(PSYCHIATRIC TIMES) - It is clinically well established that adults can be hypersexual and that promiscuity and multiple marriages (without spousal death) are common manifestations of mania in adults. Some practitioners may be somewhat uncomfortable asking about these areas, but hopefully they are aware of the usefulness of covering these issues in psychiatric evaluations of adults. By contrast, hypersexuality is often not covered in psychiatric evaluations of children unless abuse is suspected, and it is likely that mental health care professionals are less comfortable covering this area with children than with adults.
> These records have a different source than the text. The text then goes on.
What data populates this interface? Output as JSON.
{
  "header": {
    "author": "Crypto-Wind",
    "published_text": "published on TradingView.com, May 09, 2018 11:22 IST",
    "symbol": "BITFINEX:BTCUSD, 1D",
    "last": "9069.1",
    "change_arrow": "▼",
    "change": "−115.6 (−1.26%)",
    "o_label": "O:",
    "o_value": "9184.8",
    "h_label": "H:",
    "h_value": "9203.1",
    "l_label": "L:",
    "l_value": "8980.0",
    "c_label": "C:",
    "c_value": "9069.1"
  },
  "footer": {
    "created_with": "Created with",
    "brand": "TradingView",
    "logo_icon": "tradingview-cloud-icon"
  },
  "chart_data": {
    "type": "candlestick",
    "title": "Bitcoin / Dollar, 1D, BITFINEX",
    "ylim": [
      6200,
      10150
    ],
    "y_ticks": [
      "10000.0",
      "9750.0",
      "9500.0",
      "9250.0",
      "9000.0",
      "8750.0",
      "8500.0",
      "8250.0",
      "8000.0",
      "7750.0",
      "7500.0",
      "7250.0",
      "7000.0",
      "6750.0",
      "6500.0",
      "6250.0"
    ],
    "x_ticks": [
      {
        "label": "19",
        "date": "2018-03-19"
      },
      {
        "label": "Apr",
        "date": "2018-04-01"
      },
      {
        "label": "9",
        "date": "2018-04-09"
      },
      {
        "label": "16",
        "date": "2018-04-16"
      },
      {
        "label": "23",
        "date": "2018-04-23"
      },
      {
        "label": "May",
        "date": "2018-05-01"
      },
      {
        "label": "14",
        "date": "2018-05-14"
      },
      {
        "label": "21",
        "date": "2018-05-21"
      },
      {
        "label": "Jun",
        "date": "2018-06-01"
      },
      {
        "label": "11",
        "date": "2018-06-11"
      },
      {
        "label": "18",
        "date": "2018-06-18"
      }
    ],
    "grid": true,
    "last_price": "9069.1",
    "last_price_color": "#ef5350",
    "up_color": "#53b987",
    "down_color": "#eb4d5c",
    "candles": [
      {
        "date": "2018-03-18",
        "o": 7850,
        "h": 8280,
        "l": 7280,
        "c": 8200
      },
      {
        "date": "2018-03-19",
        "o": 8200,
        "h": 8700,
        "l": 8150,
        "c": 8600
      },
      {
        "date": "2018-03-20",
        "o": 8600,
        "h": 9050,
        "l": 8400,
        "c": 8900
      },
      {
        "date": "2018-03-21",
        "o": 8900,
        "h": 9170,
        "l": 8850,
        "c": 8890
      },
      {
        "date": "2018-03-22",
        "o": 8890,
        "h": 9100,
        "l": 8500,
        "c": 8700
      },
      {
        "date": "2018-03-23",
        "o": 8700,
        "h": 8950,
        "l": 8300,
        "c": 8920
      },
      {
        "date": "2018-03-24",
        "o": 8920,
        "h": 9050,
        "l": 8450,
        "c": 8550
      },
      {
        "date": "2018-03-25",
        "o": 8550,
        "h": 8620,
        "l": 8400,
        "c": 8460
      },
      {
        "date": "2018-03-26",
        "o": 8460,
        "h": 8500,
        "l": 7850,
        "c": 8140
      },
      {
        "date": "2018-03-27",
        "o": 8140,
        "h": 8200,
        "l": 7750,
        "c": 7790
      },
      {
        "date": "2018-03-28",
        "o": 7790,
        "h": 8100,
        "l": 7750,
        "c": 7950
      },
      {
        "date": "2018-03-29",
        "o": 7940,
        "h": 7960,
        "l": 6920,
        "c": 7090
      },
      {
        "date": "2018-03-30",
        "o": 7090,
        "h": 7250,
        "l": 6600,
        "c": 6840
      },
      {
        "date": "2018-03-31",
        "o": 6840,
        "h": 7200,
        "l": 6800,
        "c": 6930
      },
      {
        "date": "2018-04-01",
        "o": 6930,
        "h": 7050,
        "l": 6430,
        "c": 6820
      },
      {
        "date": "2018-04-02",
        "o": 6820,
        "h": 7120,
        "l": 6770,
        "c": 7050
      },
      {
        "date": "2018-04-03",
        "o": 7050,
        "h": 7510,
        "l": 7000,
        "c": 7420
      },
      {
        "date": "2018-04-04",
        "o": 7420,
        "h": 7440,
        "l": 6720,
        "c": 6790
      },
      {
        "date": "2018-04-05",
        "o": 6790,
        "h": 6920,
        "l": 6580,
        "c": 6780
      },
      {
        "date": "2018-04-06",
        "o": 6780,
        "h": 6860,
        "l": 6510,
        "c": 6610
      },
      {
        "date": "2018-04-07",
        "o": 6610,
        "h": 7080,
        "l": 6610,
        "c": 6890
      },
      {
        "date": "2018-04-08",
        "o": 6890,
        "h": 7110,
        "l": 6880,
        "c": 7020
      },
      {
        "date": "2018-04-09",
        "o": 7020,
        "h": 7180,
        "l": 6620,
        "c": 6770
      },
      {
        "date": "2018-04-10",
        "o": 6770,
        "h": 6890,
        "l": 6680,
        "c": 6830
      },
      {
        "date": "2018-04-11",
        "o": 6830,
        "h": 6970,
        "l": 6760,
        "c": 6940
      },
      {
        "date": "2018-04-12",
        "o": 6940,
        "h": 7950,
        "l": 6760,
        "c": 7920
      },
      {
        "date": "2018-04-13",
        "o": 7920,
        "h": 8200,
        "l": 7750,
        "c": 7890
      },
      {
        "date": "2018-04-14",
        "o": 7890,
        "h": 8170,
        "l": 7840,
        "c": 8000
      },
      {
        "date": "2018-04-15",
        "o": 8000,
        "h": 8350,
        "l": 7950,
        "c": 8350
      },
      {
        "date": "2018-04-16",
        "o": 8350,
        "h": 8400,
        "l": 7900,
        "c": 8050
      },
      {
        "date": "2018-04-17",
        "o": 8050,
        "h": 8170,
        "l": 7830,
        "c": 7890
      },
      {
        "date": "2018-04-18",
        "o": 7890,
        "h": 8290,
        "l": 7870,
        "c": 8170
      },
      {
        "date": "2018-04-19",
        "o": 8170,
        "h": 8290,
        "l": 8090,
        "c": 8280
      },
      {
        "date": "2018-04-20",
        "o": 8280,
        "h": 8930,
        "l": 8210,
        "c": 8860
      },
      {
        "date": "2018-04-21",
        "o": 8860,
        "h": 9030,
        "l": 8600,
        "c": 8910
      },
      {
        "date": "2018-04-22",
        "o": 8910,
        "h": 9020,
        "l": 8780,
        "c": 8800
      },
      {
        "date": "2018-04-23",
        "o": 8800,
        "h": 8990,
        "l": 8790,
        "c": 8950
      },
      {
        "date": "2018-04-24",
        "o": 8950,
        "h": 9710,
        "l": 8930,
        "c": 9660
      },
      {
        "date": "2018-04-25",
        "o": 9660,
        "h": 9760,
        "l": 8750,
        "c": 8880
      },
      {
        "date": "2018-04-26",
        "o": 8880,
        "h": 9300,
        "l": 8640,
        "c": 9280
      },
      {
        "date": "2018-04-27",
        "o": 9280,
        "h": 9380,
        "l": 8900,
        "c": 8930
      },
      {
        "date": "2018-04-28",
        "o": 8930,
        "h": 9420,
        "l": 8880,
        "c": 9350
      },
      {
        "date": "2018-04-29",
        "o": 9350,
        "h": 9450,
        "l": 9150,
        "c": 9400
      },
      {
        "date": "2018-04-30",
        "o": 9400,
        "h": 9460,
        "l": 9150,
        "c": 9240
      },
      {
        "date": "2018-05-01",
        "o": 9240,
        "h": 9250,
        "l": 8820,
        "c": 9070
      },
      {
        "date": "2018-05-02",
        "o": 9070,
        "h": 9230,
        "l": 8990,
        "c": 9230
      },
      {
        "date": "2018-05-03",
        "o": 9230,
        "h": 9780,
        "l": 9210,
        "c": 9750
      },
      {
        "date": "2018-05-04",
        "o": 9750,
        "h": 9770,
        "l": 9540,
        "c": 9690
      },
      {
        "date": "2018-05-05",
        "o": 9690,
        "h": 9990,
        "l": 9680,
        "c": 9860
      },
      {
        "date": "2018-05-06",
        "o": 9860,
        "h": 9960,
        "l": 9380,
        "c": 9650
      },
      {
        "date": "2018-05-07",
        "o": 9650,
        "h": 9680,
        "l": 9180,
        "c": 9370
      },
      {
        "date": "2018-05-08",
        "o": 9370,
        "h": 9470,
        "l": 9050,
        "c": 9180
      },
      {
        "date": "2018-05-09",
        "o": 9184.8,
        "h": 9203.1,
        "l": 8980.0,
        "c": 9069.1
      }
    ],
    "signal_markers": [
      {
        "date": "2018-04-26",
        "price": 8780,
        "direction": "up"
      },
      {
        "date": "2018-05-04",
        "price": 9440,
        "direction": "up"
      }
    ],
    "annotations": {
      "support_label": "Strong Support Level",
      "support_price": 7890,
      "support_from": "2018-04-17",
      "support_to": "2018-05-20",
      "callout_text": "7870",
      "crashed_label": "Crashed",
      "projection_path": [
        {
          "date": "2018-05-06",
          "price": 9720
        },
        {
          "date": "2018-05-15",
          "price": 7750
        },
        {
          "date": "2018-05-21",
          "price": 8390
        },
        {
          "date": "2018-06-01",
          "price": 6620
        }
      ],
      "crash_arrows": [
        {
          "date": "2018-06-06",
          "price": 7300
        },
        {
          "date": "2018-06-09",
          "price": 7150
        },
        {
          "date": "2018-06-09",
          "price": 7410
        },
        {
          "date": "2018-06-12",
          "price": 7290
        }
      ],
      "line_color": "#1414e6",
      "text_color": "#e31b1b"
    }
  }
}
Can Non-Abused Children Be Hypersexual?
Available data, however, show that hypersexuality can be a manifestation of pediatric bipolar disorder (BD). Specifically, in a controlled, blinded study of 93 children with a prepubertal and early adolescent bipolar disorder phenotype, approximately 1% had a history of abuse but 43% were hypersexual (Geller et al., 2000). These data were based upon separate mother and child interviews using the Washington University in St. Louis Kiddie Schedule for Affective Disorders and Schizophrenia (WASH-U-KSADS) to obtain hypersexuality ratings (Geller et al., 2001). Histories of abuse were obtained separately from parents and children using a comprehensive psychosocial battery (Geller et al., 2000). In addition, reports from pediatricians, family doctors, after-school personnel, school educators and guidance counselors were obtained. This sample of children provides strong support that hypersexuality in child mania occurs in the absence of abuse.
Is Child Mania a Validated Diagnosis?
Part of the problem with accepting hypersexual behaviors in children as a mania symptom has been the overall contentiousness in the field about whether child mania exists. However, prepubertal and early adolescent bipolar disorder phenotype has been validated and is defined as DSM-IV bipolar I disorder (BD-I) (manic or mixed phase) with elation and/or grandiosity as one criterion (to avoid diagnosis only by criteria that overlap with those of attention-deficit/hyperactivity disorder). Specifically, using the Robins and Guze (1970) criteria, prepubertal and early adolescent bipolar disorder phenotype has the following validators:
* unique symptoms (Geller et al., 2002a, 2002b);
* longitudinal stability over four-year prospective follow-up (i.e., did not become only ADHD) (Geller et al., 2004b);
* significantly higher familial aggregation of bipolar disorders in first-degree relatives than control groups (children with ADHD and children without psychiatric disorders) (Geller, 2002); and
* a significant molecular genetic finding (Geller et al., 2004a).
Non-BD-I types of child mania or BD-I types that do not include the cardinal symptoms of mania have yet to be validated (National Institute of Mental Health research roundtable, 2001).